The University of Sheffield
Department of Computer Science

COM4513 Natural Language Processing

Summary This module provides an introduction to the field of computer processing of written natural language, known as Natural Language Processing (NLP). We will cover standard theories, models and algorithms, discuss competing solutions to problems, describe example systems and applications, and highlight areas of open research. Students should be aware that there are limited places available on this course.
Session Spring 2022/23
Credits 15

Assignment and formal exam

Lecturer(s) Dr Chenghua Lin & Dr Nafise Sadat Moosavi
  • to give students a well-rounded feel for the problems and approaches of Statistical Natural Language Processing (NLP)
  • to give students an understanding of the potential areas of application of the techniques developed in Statistical NLP
Objectives By the end of this course the students should:
  • be able to describe and discuss the subareas of NLP
  • be able to implement NLP algorithms and techniques;
  • be able to describe and discuss the potential and limitations of NLP techniques for applications such as machine translation, question answering, information retrieval and information extraction

Lectures will provide an overview of the field of NLP and its sub-areas, and will introduce and explain its key techniques, including their applicability and limitations.

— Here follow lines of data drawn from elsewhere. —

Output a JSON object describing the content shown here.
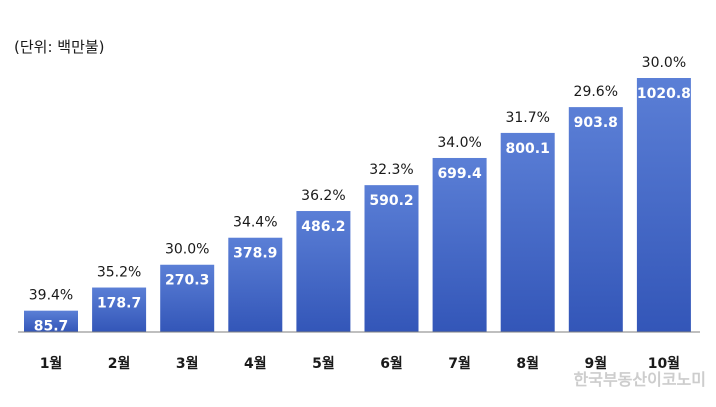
{
  "chart_data": {
    "type": "bar",
    "unit_label": "(단위: 백만불)",
    "categories": [
      "1월",
      "2월",
      "3월",
      "4월",
      "5월",
      "6월",
      "7월",
      "8월",
      "9월",
      "10월"
    ],
    "values": [
      85.7,
      178.7,
      270.3,
      378.9,
      486.2,
      590.2,
      699.4,
      800.1,
      903.8,
      1020.8
    ],
    "value_labels": [
      "85.7",
      "178.7",
      "270.3",
      "378.9",
      "486.2",
      "590.2",
      "699.4",
      "800.1",
      "903.8",
      "1020.8"
    ],
    "percent_labels": [
      "39.4%",
      "35.2%",
      "30.0%",
      "34.4%",
      "36.2%",
      "32.3%",
      "34.0%",
      "31.7%",
      "29.6%",
      "30.0%"
    ],
    "ylim": [
      0,
      1020.8
    ],
    "grid": false,
    "legend": "none",
    "bar_color_top": "#5b7fd6",
    "bar_color_bottom": "#3356b8",
    "axis_color": "#7f7f7f"
  },
  "watermark": "한국부동산이코노미"
}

In lab classes, students will practice implementing the NLP techniques taught in class, testing their code in application to real language data. Topics covered will include:

  • N-gram Language Modelling
  • Word Classes and Part-of-Speech Tagging
  • Lexical Semantics, Word Sense Disambiguation and Lexical Similarity
  • Syntactic and semantic parsing
  • Information extraction
  • Neural network architectures for NLP
Restrictions This module is only open to students who have taken Text Processing (COM3110/COM4115/COM6115) and Machine Learning and Adaptive Intelligence (COM4509/6509).
Teaching Method There will be 2 formal lectures and 1 lab session per week.
Feedback Problem sheets will be set during labs sessions and then will discussed in labs and/or lectures.
Verbal interaction during lectures.
Recommended Reading
  • Daniel Jurafsky and James Martin. 2008. "Speech and Language Processing" Prentice Hall. (A draft of the 3d edition can be found here:
  • Christopher D. Manning and Hinrich Schütze. 1999. "Foundations of Statistical Natural Language Processing", MIT Press.
  • Yoav Goldberg. 2017. Neural Network Methods in Natural Language Processing (Synthesis Lectures on Human Language Technologies), Morgan & Claypool Publishers.